Dadas as devidas proporções, O Soldado Invernal acerta por colocar Steve Rogers nesse caminho. Cada soco abastecido pelo Soro do Super Soldado, cada bala desviada pelo escudo de Vibranium, cada pulo pelas asas dos helicarriers leva à verdade, dura mas necessária, de que ele era, desde suas apresentações para tropas na Grande Guerra, uma ferramenta de manipulação. Assim como o Soldado Invernal e como a própria S.H.I.E.L.D, ele era um meio através do qual controle podia ser exercido.
Depois de O Soldado Invernal, ele mudou. Steve Rogers nunca mais aceitou isso. Quando ele retoma seu uniforme clássico para o terceiro ato, a vestimenta simboliza uma ressignificação pessoal (isto é meu) tanto quanto uma lembrança nostálgica dos velhos tempos.

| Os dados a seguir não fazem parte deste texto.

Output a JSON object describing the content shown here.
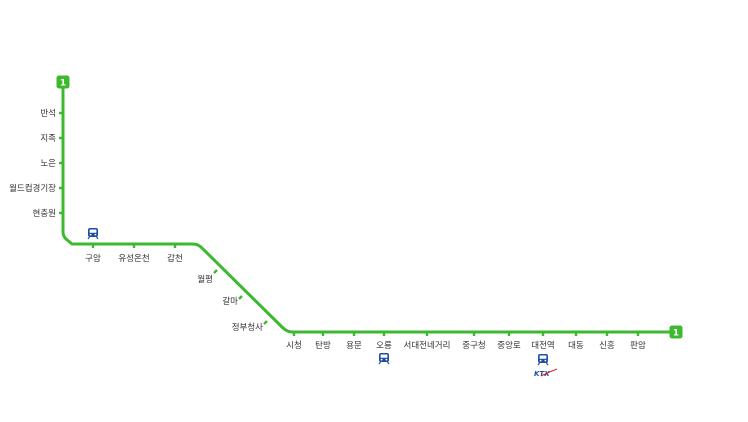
{
  "line": {
    "number": "1",
    "color": "#3cb92f",
    "badge_color": "#3cb92f"
  },
  "stations": [
    {
      "id": "banseok",
      "name": "반석"
    },
    {
      "id": "jijok",
      "name": "지족"
    },
    {
      "id": "noeun",
      "name": "노은"
    },
    {
      "id": "worldcup-stadium",
      "name": "월드컵경기장"
    },
    {
      "id": "hyeonchungwon",
      "name": "현충원"
    },
    {
      "id": "guam",
      "name": "구암",
      "transfer": "train-icon"
    },
    {
      "id": "yuseong-oncheon",
      "name": "유성온천"
    },
    {
      "id": "gapcheon",
      "name": "갑천"
    },
    {
      "id": "wolpyeong",
      "name": "월평"
    },
    {
      "id": "galma",
      "name": "갈마"
    },
    {
      "id": "government-complex",
      "name": "정부청사"
    },
    {
      "id": "city-hall",
      "name": "시청"
    },
    {
      "id": "tanbang",
      "name": "탄방"
    },
    {
      "id": "yongmun",
      "name": "용문"
    },
    {
      "id": "oryong",
      "name": "오룡",
      "transfer": "train-icon"
    },
    {
      "id": "seodaejeon-negeori",
      "name": "서대전네거리"
    },
    {
      "id": "junggu-office",
      "name": "중구청"
    },
    {
      "id": "jungangno",
      "name": "중앙로"
    },
    {
      "id": "daejeon",
      "name": "대전역",
      "transfer": "train-icon",
      "extra": "KTX"
    },
    {
      "id": "daedong",
      "name": "대동"
    },
    {
      "id": "sinheung",
      "name": "신흥"
    },
    {
      "id": "panam",
      "name": "판암"
    }
  ],
  "icons": {
    "transfer": "train-icon",
    "ktx": "ktx-logo",
    "terminus": "line-badge"
  },
  "colors": {
    "train_icon": "#1f4ea1",
    "ktx_swoosh": "#d9262c",
    "label": "#333333"
  }
}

Sua transformação não só abre o caminho para a fragmentação dos Vingadores, como também pauta a futura reunião do grupo em Ultimato no arco de personagens, e não (apenas) na necessidade comercial. Capitão América: O Soldado Invernal usa gênero, narrativa e mitologia para cravar seu lugar entre os melhores do MCU, mas é seu entendimento de como tudo isso se relaciona com o protagonista que o eleva acima de todos os outros. 10 anos depois, isso não mudou.